The Surgeon General issued an “Advisory on Naloxone and Opioid Overdose” today, drawing attention to the effectiveness of the opioid overdose antidote naloxone. The drug, approved for use since 1971, is an effective remedy that can be safely administered by lay personnel who receive basic instructions. The Advisory cites research demonstrating that community-based overdose education and naloxone distribution reduces overdose deaths, and points out that first responders in most states and communities are now equipped with the drug.
Because naloxone is available only by prescription, most states have developed workarounds to make it more available to patients and, in some cases, third parties who have proximity to medical and non-medical opioid users. This way, witnesses to an overdose can be capable of rescuing the victim. This usually involves a state authorizing pharmacists to prescribe the drug or, in many cases, the state health director, acting as the state’s physician, issuing a “standing order” to pharmacists to distribute it.
The Advisory lists a number of conditions and situations that might place a person at risk of opioid overdose and encourages such people, or people who know them, to avail themselves of naloxone. It supports efforts at wider distribution at the community level.

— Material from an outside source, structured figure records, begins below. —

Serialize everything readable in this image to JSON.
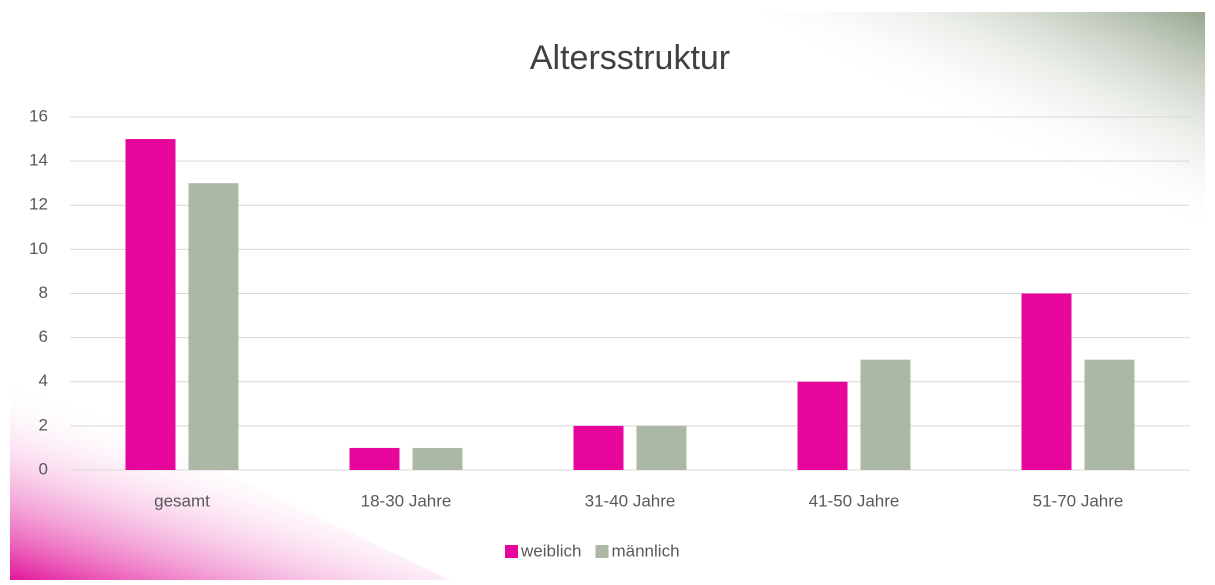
{
  "chart_data": {
    "type": "bar",
    "title": "Altersstruktur",
    "categories": [
      "gesamt",
      "18-30 Jahre",
      "31-40 Jahre",
      "41-50 Jahre",
      "51-70 Jahre"
    ],
    "series": [
      {
        "name": "weiblich",
        "color": "#e6069b",
        "values": [
          15,
          1,
          2,
          4,
          8
        ]
      },
      {
        "name": "männlich",
        "color": "#acb8a6",
        "values": [
          13,
          1,
          2,
          5,
          5
        ]
      }
    ],
    "ylim": [
      0,
      16
    ],
    "yticks": [
      0,
      2,
      4,
      6,
      8,
      10,
      12,
      14,
      16
    ],
    "grid": true,
    "legend": "bottom"
  }
}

Unfortunately, because of the stigma that has developed in association with opioid use, many opioid patients are reluctant to speak to the pharmacist and request a naloxone prescription. In some states, the naloxone will not be prescribed to third parties who know an opioid user. Also, numerous instances have been reported where pharmacists are reluctant to prescribe the antidote, believing they are “enabling” a drug abuser.
Recognizing this obstacle to naloxone distribution, Australia made it available over-the-counter in 2016, making it as easy to purchase as cold remedies or antacids. This way medical and nonmedical opioid users can discreetly make a purchase and check out at the cash register without having to answer any questions or face scrutiny from a pharmacist. The drug has been over-the-counter in Italy for over 20 years.
Based upon an August 2016 blog post, the Food and Drug Administration thinks it is reasonable to consider reclassifying naloxone as over-the-counter, and the FDA Deputy Director stated in the post that the agency would be willing to assist manufacturers in submitting applications for reclassification. But FDA regulations allow the commissioner to order a rescheduling review and allow petitions for OTC rescheduling from “any interested person”—not just drug manufacturers.
I’ve argued here that the FDA Commissioner should order an expedited reclassification review, and, if the Commissioner is unwilling to do so, then the Secretary of Health and Human Services—or even Congress—can see that it occurs. I’ve also contended that state legislatures—or even governors—as interested parties, can formally request an FDA review.
The Surgeon General’s April 5th Advisory singing the praises of naloxone and calling for its wider distribution in communities across the nation makes it obvious that the Surgeon General is an interested party. Because he thinks naloxone should be used more to reduce overdose deaths, the Surgeon General should formally request that the FDA Commissioner order an expedited review of naloxone in hopes that it will be available over-the-counter as quickly as possible.